Kristine: Environmental DNA is a technique where water samples are collected and they can contain DNA fragments from organisms in the water. When a fish excretes waste or loses a scale, its DNA ends up in the water. The exact same testing method as COVID is used in a laboratory to determine what species are living in a certain waterway. Environmental DNA is an effective form of research because it can detect invasive species without having to catch the actual fish themselves.

FL: What is the most interesting research you have had the opportunity to participate in?

Kristine: So many answers for this one. My team and I are currently collaborating with professors at the University of Alaska Fairbanks regarding the microchemistry of a fish’s ear bone (the otolith). Pike in other parts of the world use estuaries such as in the Baltic and Caspian seas. Here in Alaska, we have received reports of pike in the Cook Inlet from commercial fishermen and even had a commercially caught pike brought into us. More recently, we brought an otolith to Fairbanks from a newly discovered location on the Kenai Peninsula with a pike that has a Cook Inlet connection. UAF ran the isotope analysis, and it had a saltwater signature (meaning we could infer it spent time in the ocean and may have originated from the Susitna).
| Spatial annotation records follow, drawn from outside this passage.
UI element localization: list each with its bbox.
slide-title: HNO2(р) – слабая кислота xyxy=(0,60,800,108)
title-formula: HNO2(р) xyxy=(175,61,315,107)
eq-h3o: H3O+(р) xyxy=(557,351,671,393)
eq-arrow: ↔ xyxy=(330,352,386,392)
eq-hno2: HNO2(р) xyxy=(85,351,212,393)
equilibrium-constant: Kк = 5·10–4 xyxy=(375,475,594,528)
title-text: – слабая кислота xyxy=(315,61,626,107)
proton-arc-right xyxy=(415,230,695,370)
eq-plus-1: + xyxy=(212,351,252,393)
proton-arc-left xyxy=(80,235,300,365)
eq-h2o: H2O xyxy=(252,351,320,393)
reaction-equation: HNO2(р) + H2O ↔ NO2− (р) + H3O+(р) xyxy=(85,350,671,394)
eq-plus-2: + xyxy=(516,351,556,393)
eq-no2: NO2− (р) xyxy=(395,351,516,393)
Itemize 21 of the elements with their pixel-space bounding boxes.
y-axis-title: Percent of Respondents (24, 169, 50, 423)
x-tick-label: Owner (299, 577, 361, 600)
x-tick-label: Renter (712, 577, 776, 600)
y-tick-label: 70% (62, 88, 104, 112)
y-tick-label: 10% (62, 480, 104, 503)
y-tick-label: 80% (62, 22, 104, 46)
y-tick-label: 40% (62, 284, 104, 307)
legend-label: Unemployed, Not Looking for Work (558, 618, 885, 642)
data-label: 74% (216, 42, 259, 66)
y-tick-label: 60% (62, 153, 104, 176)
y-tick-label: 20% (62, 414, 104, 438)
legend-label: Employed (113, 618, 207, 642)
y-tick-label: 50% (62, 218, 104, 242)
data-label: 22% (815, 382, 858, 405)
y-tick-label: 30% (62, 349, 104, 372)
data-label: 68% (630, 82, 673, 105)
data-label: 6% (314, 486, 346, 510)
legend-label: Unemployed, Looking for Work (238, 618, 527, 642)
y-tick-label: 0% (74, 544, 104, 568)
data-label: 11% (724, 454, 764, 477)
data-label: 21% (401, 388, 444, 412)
It is crazy to think that a pike can travel so far in saltwater, and using microchemistry to research this is intriguing.

I have also really enjoyed research into using eDNA for pike in Alaska, and there are lots of questions on invasive northern pike ecology and genetics that have been really fun to explore with the university and other agencies. Really, all of the pike work I have been part of is interesting, and each new project brings lessons. We’ve got a very dedicated team of folks working on this problem in Alaska. To learn all about the pike research and management that has taken place in Alaska in the last 10 years, check out: Fishes | Free Full-Text | A Decade in Review: Alaska’s Adaptive Management of an Invasive Apex Predator | HTML (

FL: If someone finds an invasive species while out on the water, what should they do?

Kristine: ADF&G has an online reporting website that you can access here:  Report the invasive species online or contact us at 1-877-INVASIV if you have any questions. As far as other parts of the USA are concerned, if you find an invasive species you should contact your local fisheries office and report it. In southcentral Alaska, you can do your part to minimize the pike population by harvesting all the pike you can. It is actually illegal in southcentral Alaska to release a live pike. If you are visiting Alaska, make sure any gear you are bringing with you is completely dry and free of any hitchhikers. The same is true for Alaskans visiting other states. We appreciate local and visitor help in keeping our amazing Alaskan fisheries healthy!